Fondé en 1764 par la Grande Catherine, le musée de l'Ermitage de Saint-Pétersbourg, en Russie, est un immense musée d'art et de culture qui présente les points forts d'une collection de plus de 3 millions d'objets couvrant le monde entier. L'histoire architecturale du musée de l'Ermitage est profondément liée à celle du palais d'Hiver, la résidence impériale des Tzars qui, avec quatre autres bâtiments, abrite aujourd'hui le musée.
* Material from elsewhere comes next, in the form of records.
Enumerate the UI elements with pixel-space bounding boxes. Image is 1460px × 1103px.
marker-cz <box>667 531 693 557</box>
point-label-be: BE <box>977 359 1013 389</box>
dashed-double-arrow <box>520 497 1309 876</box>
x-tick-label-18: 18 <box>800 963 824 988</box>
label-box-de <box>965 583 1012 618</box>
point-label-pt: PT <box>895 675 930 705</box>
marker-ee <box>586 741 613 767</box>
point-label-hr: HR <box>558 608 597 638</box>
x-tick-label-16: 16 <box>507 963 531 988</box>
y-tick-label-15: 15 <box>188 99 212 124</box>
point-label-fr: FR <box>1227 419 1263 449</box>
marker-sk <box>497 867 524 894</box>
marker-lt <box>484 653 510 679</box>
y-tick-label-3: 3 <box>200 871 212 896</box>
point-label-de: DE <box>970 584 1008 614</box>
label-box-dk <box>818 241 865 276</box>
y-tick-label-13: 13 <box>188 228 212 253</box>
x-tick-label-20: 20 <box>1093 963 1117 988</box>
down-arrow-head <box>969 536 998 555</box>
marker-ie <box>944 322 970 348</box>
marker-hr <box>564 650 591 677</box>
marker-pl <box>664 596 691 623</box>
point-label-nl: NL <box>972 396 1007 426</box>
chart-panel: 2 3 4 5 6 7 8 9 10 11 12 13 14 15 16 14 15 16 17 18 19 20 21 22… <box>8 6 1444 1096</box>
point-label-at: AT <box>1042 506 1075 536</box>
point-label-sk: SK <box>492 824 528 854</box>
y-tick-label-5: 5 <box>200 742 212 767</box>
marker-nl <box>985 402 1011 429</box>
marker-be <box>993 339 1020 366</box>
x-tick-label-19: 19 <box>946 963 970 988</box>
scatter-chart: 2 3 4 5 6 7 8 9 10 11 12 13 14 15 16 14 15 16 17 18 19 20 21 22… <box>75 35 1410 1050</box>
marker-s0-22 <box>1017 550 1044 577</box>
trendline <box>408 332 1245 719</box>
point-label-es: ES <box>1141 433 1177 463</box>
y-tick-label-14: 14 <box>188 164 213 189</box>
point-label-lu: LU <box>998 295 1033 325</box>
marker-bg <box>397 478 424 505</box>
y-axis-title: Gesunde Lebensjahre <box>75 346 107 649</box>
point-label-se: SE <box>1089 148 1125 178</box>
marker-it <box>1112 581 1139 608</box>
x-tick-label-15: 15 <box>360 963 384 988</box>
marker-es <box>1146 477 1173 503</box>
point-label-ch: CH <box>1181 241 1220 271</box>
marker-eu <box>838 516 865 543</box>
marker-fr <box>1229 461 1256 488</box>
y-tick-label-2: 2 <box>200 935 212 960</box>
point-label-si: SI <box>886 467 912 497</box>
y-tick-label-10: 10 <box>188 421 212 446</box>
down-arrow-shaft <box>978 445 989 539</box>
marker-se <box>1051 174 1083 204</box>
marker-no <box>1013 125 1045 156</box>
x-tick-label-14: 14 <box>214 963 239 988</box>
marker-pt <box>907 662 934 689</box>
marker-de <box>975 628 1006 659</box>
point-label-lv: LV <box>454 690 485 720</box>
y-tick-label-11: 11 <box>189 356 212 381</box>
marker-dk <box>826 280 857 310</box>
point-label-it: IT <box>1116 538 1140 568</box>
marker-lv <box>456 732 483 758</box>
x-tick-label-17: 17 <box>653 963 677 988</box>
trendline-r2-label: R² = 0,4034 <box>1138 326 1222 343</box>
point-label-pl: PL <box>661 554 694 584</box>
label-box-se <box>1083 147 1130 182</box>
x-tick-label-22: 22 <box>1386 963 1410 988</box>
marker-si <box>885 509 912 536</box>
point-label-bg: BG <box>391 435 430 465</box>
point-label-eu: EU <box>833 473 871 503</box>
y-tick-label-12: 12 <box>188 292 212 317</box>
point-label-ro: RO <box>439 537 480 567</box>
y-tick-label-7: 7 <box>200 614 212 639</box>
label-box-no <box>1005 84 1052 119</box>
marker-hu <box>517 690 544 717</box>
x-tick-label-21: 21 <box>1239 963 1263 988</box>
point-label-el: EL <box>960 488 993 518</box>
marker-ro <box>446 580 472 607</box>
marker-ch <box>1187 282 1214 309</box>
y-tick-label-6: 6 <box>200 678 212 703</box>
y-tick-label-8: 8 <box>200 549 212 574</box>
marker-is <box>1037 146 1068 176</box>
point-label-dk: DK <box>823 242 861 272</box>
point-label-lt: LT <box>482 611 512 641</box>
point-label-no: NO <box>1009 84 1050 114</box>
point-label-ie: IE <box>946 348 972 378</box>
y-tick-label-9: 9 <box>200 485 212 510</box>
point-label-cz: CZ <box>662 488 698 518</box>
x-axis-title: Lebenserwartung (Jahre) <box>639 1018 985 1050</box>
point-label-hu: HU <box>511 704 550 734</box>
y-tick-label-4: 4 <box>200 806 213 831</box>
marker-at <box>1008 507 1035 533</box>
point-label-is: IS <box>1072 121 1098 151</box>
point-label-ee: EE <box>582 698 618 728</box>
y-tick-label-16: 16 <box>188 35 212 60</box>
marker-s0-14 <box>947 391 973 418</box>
La conception du palais a été confiée en 1754 par l'impératrice Élisabeth de Russie à l'architecte russe d'origine italienne Bartolomeo Rastrelli, afin de créer une somptueuse résidence royale de style baroque sur le site d'un palais plus petit, surplombant la Neva, construit par Pierre le Grand une quarantaine d'années plus tôt.
Après la mort d'Élisabeth, la nouvelle impératrice, Catherine II, a commandé un agrandissement substantiel du palais dans des formes néoclassiques, ainsi que la construction d'un ensemble de nouveaux bâtiments conçus par des architectes russes, italiens et français, dont Ivan Starov, Yuri Velten, Giacomo Quarenghi et Jean-Baptiste Vallin de la Mothe. Achevé vers 1795, le nouveau complexe monumental - comprenant, outre le palais d'Hiver, deux autres palais et un théâtre - fut baptisé "Ermitage" (d'un mot français signifiant approximativement "retraite"). L'un des nouveaux palais, le Grand Ermitage, était destiné à abriter la collection d'art de l'impératrice, composée principalement de tableaux de maîtres anciens flamands, hollandais et italiens. La collection s'est par la suite enrichie de sculptures anciennes, de dessins, de bijoux, de pièces de monnaie et de médailles.
En 1852, l'empereur Nicolas Ier a ouvert la collection au public (mais pas à tous, seulement à certains visiteurs), créant ainsi le premier musée d'État en Russie. En 1917, après la révolution russe, le musée et l'ancien palais impérial ont finalement été ouverts au grand public.